Georgia Tech online Master’s in Computer Science

About 2.5 years ago I wrote about a talk by Charles Isbell, one of my grad school classmates who is now at Georgia Tech, describing an online Master’s in Computer Science program. Today’s New York Times has a story on the same subject. Could it be that a crack in the edifice of high-priced higher education is developing? I wonder if people will look back 50 years from now and say that it was Georgia Tech that brought everything down.

6 thoughts on “Georgia Tech online Master’s in Computer Science

  1. Education is changing dramatically. But isn’t it accurate to say that MIT has gone further and earlier in pushing content out? (I guess they stopped short of a degree).

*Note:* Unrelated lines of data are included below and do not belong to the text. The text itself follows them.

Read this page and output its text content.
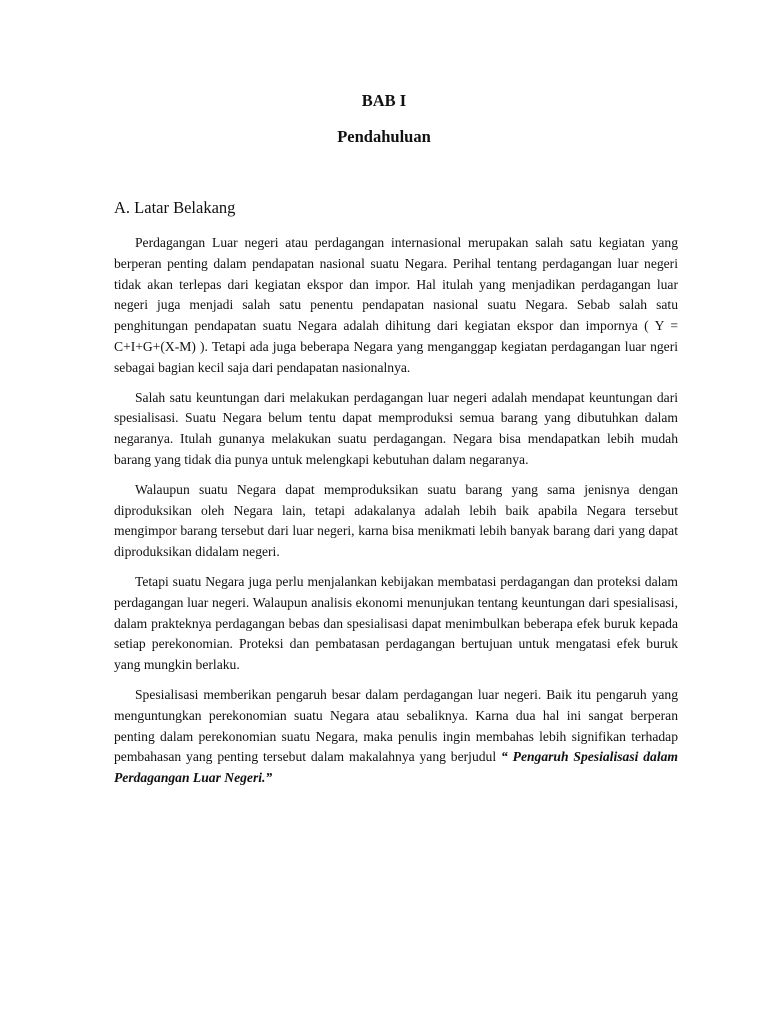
BAB I
Pendahuluan
A. Latar Belakang

Perdagangan Luar negeri atau perdagangan internasional merupakan salah satu kegiatan yang berperan penting dalam pendapatan nasional suatu Negara. Perihal tentang perdagangan luar negeri tidak akan terlepas dari kegiatan ekspor dan impor. Hal itulah yang menjadikan perdagangan luar negeri juga menjadi salah satu penentu pendapatan nasional suatu Negara. Sebab salah satu penghitungan pendapatan suatu Negara adalah dihitung dari kegiatan ekspor dan impornya ( Y = C+I+G+(X-M) ). Tetapi ada juga beberapa Negara yang menganggap kegiatan perdagangan luar ngeri sebagai bagian kecil saja dari pendapatan nasionalnya.

Salah satu keuntungan dari melakukan perdagangan luar negeri adalah mendapat keuntungan dari spesialisasi. Suatu Negara belum tentu dapat memproduksi semua barang yang dibutuhkan dalam negaranya. Itulah gunanya melakukan suatu perdagangan. Negara bisa mendapatkan lebih mudah barang yang tidak dia punya untuk melengkapi kebutuhan dalam negaranya.

Walaupun suatu Negara dapat memproduksikan suatu barang yang sama jenisnya dengan diproduksikan oleh Negara lain, tetapi adakalanya adalah lebih baik apabila Negara tersebut mengimpor barang tersebut dari luar negeri, karna bisa menikmati lebih banyak barang dari yang dapat diproduksikan didalam negeri.

Tetapi suatu Negara juga perlu menjalankan kebijakan membatasi perdagangan dan proteksi dalam perdagangan luar negeri. Walaupun analisis ekonomi menunjukan tentang keuntungan dari spesialisasi, dalam prakteknya perdagangan bebas dan spesialisasi dapat menimbulkan beberapa efek buruk kepada setiap perekonomian. Proteksi dan pembatasan perdagangan bertujuan untuk mengatasi efek buruk yang mungkin berlaku.

Spesialisasi memberikan pengaruh besar dalam perdagangan luar negeri. Baik itu pengaruh yang menguntungkan perekonomian suatu Negara atau sebaliknya. Karna dua hal ini sangat berperan penting dalam perekonomian suatu Negara, maka penulis ingin membahas lebih signifikan terhadap pembahasan yang penting tersebut dalam makalahnya yang berjudul “ Pengaruh Spesialisasi dalam Perdagangan Luar Negeri.”
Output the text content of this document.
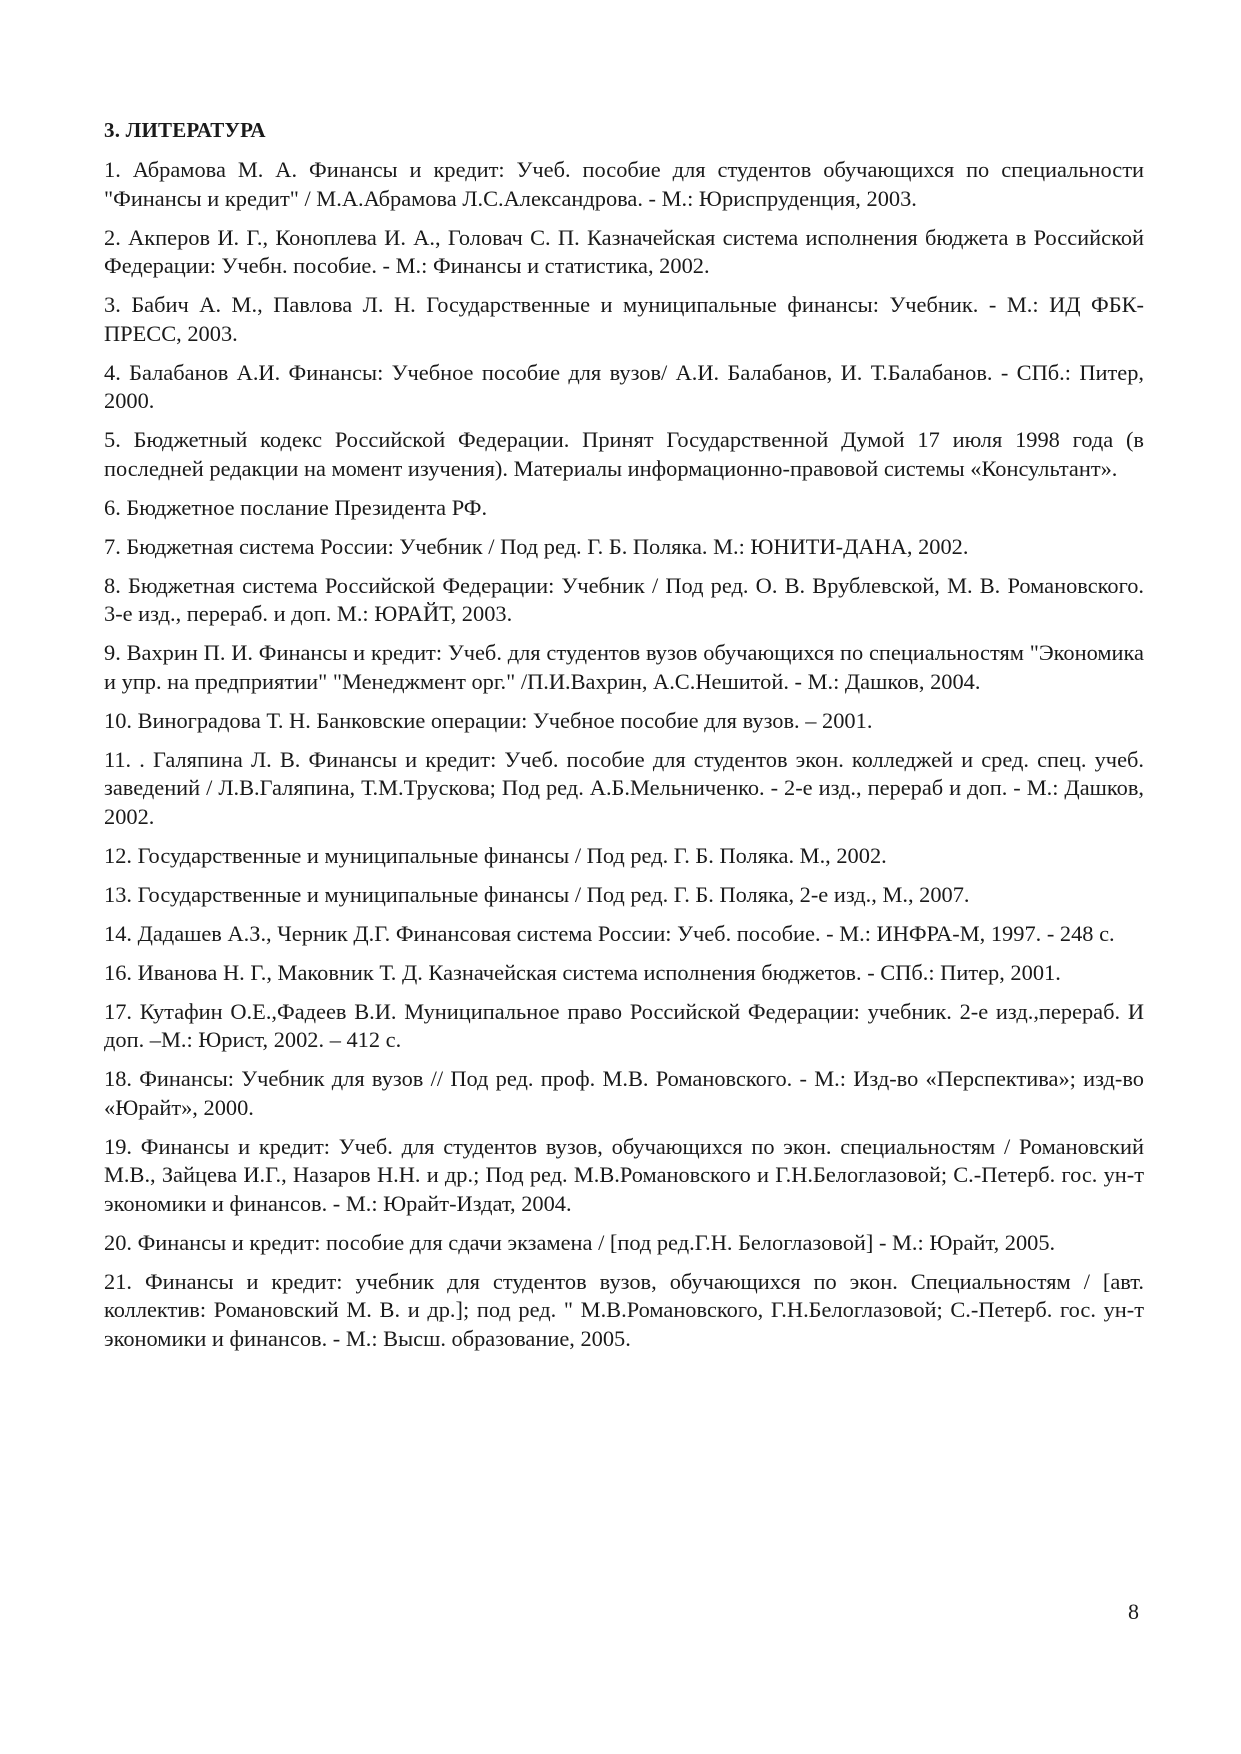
3. ЛИТЕРАТУРА
1. Абрамова М. А. Финансы и кредит: Учеб. пособие для студентов обучающихся по специальности "Финансы и кредит" / М.А.Абрамова Л.С.Александрова. - М.: Юриспруденция, 2003.
2. Акперов И. Г., Коноплева И. А., Головач С. П. Казначейская система исполнения бюджета в Российской Федерации: Учебн. пособие. - М.: Финансы и статистика, 2002.
3. Бабич А. М., Павлова Л. Н. Государственные и муниципальные финансы: Учебник. - М.: ИД ФБК-ПРЕСС, 2003.
4. Балабанов А.И. Финансы: Учебное пособие для вузов/ А.И. Балабанов, И. Т.Балабанов. - СПб.: Питер, 2000.
5. Бюджетный кодекс Российской Федерации. Принят Государственной Думой 17 июля 1998 года (в последней редакции на момент изучения). Материалы информационно-правовой системы «Консультант».
6. Бюджетное послание Президента РФ.
7. Бюджетная система России: Учебник / Под ред. Г. Б. Поляка. М.: ЮНИТИ-ДАНА, 2002.
8. Бюджетная система Российской Федерации: Учебник / Под ред. О. В. Врублевской, М. В. Романовского. 3-е изд., перераб. и доп. М.: ЮРАЙТ, 2003.
9. Вахрин П. И. Финансы и кредит: Учеб. для студентов вузов обучающихся по специальностям "Экономика и упр. на предприятии" "Менеджмент орг." /П.И.Вахрин, А.С.Нешитой. - М.: Дашков, 2004.
10. Виноградова Т. Н. Банковские операции: Учебное пособие для вузов. – 2001.
11. . Галяпина Л. В. Финансы и кредит: Учеб. пособие для студентов экон. колледжей и сред. спец. учеб. заведений / Л.В.Галяпина, Т.М.Трускова; Под ред. А.Б.Мельниченко. - 2-е изд., перераб и доп. - М.: Дашков, 2002.
12. Государственные и муниципальные финансы / Под ред. Г. Б. Поляка. М., 2002.
13. Государственные и муниципальные финансы / Под ред. Г. Б. Поляка, 2-е изд., М., 2007.
14. Дадашев А.З., Черник Д.Г. Финансовая система России: Учеб. пособие. - М.: ИНФРА-М, 1997. - 248 с.
16. Иванова Н. Г., Маковник Т. Д. Казначейская система исполнения бюджетов. - СПб.: Питер, 2001.
17. Кутафин О.Е.,Фадеев В.И. Муниципальное право Российской Федерации: учебник. 2-е изд.,перераб. И доп. –М.: Юрист, 2002. – 412 с.
18. Финансы: Учебник для вузов // Под ред. проф. М.В. Романовского. - М.: Изд-во «Перспектива»; изд-во «Юрайт», 2000.
19. Финансы и кредит: Учеб. для студентов вузов, обучающихся по экон. специальностям / Романовский М.В., Зайцева И.Г., Назаров Н.Н. и др.; Под ред. М.В.Романовского и Г.Н.Белоглазовой; С.-Петерб. гос. ун-т экономики и финансов. - М.: Юрайт-Издат, 2004.
20. Финансы и кредит: пособие для сдачи экзамена / [под ред.Г.Н. Белоглазовой] - М.: Юрайт, 2005.
21. Финансы и кредит: учебник для студентов вузов, обучающихся по экон. Специальностям / [авт. коллектив: Романовский М. В. и др.]; под ред. " М.В.Романовского, Г.Н.Белоглазовой; С.-Петерб. гос. ун-т экономики и финансов. - М.: Высш. образование, 2005.
8
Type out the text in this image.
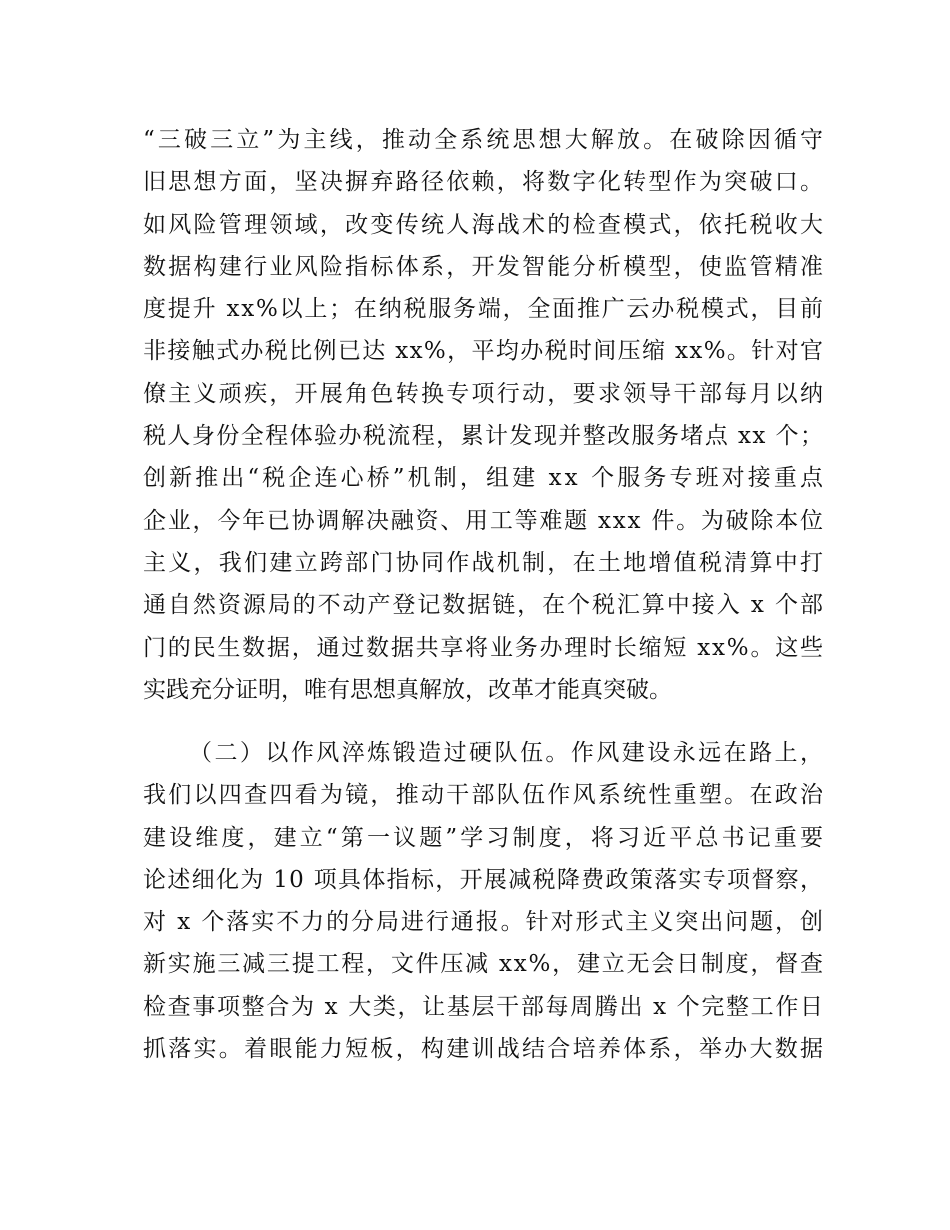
“三破三立”为主线，推动全系统思想大解放。在破除因循守
旧思想方面，坚决摒弃路径依赖，将数字化转型作为突破口。
如风险管理领域，改变传统人海战术的检查模式，依托税收大
数据构建行业风险指标体系，开发智能分析模型，使监管精准
度提升 xx%以上；在纳税服务端，全面推广云办税模式，目前
非接触式办税比例已达 xx%，平均办税时间压缩 xx%。针对官
僚主义顽疾，开展角色转换专项行动，要求领导干部每月以纳
税人身份全程体验办税流程，累计发现并整改服务堵点 xx 个；
创新推出“税企连心桥”机制，组建 xx 个服务专班对接重点
企业，今年已协调解决融资、用工等难题 xxx 件。为破除本位
主义，我们建立跨部门协同作战机制，在土地增值税清算中打
通自然资源局的不动产登记数据链，在个税汇算中接入 x 个部
门的民生数据，通过数据共享将业务办理时长缩短 xx%。这些
实践充分证明，唯有思想真解放，改革才能真突破。
（二）以作风淬炼锻造过硬队伍。作风建设永远在路上，
我们以四查四看为镜，推动干部队伍作风系统性重塑。在政治
建设维度，建立“第一议题”学习制度，将习近平总书记重要
论述细化为 10 项具体指标，开展减税降费政策落实专项督察，
对 x 个落实不力的分局进行通报。针对形式主义突出问题，创
新实施三减三提工程，文件压减 xx%，建立无会日制度，督查
检查事项整合为 x 大类，让基层干部每周腾出 x 个完整工作日
抓落实。着眼能力短板，构建训战结合培养体系，举办大数据
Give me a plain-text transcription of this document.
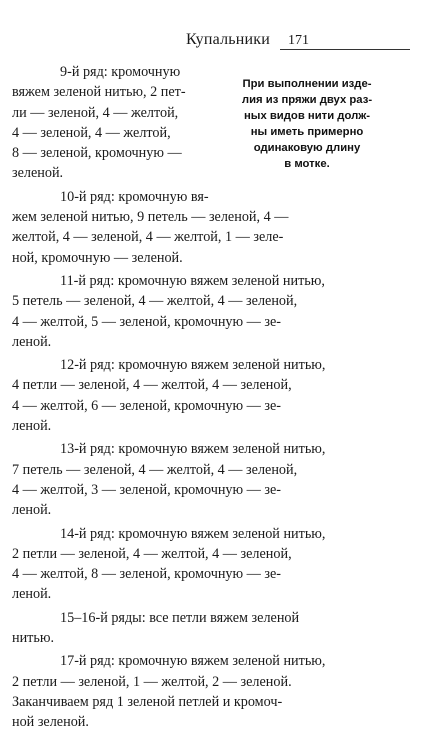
Купальники 171
При выполнении изде-
лия из пряжи двух раз-
ных видов нити долж-
ны иметь примерно
одинаковую длину
в мотке.
9-й ряд: кромочную
вяжем зеленой нитью, 2 пет-
ли — зеленой, 4 — желтой,
4 — зеленой, 4 — желтой,
8 — зеленой, кромочную —
зеленой.
10-й ряд: кромочную вя-
жем зеленой нитью, 9 петель — зеленой, 4 —
желтой, 4 — зеленой, 4 — желтой, 1 — зеле-
ной, кромочную — зеленой.
11-й ряд: кромочную вяжем зеленой нитью,
5 петель — зеленой, 4 — желтой, 4 — зеленой,
4 — желтой, 5 — зеленой, кромочную — зе-
леной.
12-й ряд: кромочную вяжем зеленой нитью,
4 петли — зеленой, 4 — желтой, 4 — зеленой,
4 — желтой, 6 — зеленой, кромочную — зе-
леной.
13-й ряд: кромочную вяжем зеленой нитью,
7 петель — зеленой, 4 — желтой, 4 — зеленой,
4 — желтой, 3 — зеленой, кромочную — зе-
леной.
14-й ряд: кромочную вяжем зеленой нитью,
2 петли — зеленой, 4 — желтой, 4 — зеленой,
4 — желтой, 8 — зеленой, кромочную — зе-
леной.
15–16-й ряды: все петли вяжем зеленой
нитью.
17-й ряд: кромочную вяжем зеленой нитью,
2 петли — зеленой, 1 — желтой, 2 — зеленой.
Заканчиваем ряд 1 зеленой петлей и кромоч-
ной зеленой.
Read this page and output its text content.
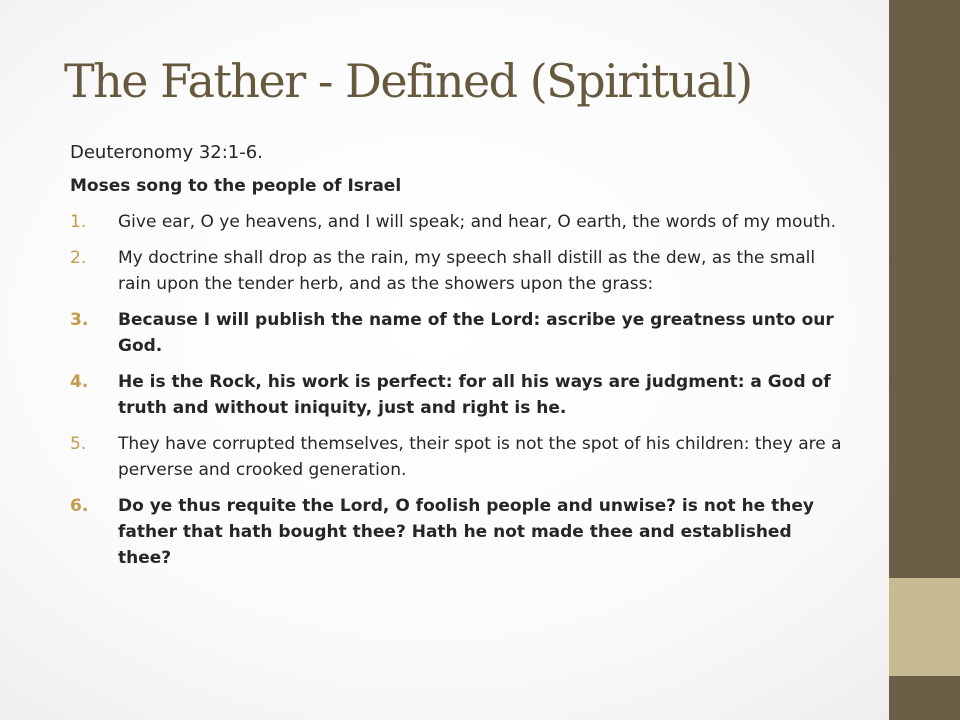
The Father - Defined (Spiritual)

Deuteronomy 32:1-6.

Moses song to the people of Israel

1. Give ear, O ye heavens, and I will speak; and hear, O earth, the words of my mouth.
2. My doctrine shall drop as the rain, my speech shall distill as the dew, as the small rain upon the tender herb, and as the showers upon the grass:
3. Because I will publish the name of the Lord: ascribe ye greatness unto our God.
4. He is the Rock, his work is perfect: for all his ways are judgment: a God of truth and without iniquity, just and right is he.
5. They have corrupted themselves, their spot is not the spot of his children: they are a perverse and crooked generation.
6. Do ye thus requite the Lord, O foolish people and unwise? is not he they father that hath bought thee? Hath he not made thee and established thee?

  2. Tim: Throwing text and video “over the wall” (virtually) of a university is only loosely related to coming up with a practical way for a student to earn a degree (with supervision, assistance, and evaluation). MIT did the easy stuff of taking content that was already mostly available in digital form and putting it onto a web server.

  3. Everyone offers online CS degrees, nowadays. They’re horribly implemented, adhering to the traditional lecture format. They provide recorded lectures from a single course given years ago yet charge the same amount as if they gave the lectures every year. The materials from the past course are provided 1 week at a time. They could provide all the materials for the past course at once & let students work at their own pace. All the content is available from better sources for free, so you end up skipping the lecture videos you paid for & watching the foremost expert’s lecture on youtube. The only value is saying you passed a test given by a certain university. Helas, evolution will be slow as long as H-Rod keeps blasting money at higher priced education.

  4. The best paper text book on any subject is the way to go in my experience. Do all the exercises and check your answers.

    I don’t know why the College Board doesn’t start expanding out tests to very specific subject matter at a professional level. Can Do Linear Algebra, Gets Algorithm Analysis, Understands Lexers/Parsers/Generators. Let’s say that’s three tests that cost $120 each, conducted at a site as with the GRE et al.

    What is the point of many undergrad and masters level degrees when the relevant hard technical skills can easily and cheaply be assessed by test?

  5. The biggest benefit to my attending a top engg school was interacting with other high-performance people. Going from a top student in a very mediocre high-school to a mediocre student in a top university challenged me and pushed me in ways that an online school never could. I had to adopt much better habits and develop a much stronger work ethic to end in up the top third of a class where pretty much everyone was an actual genius.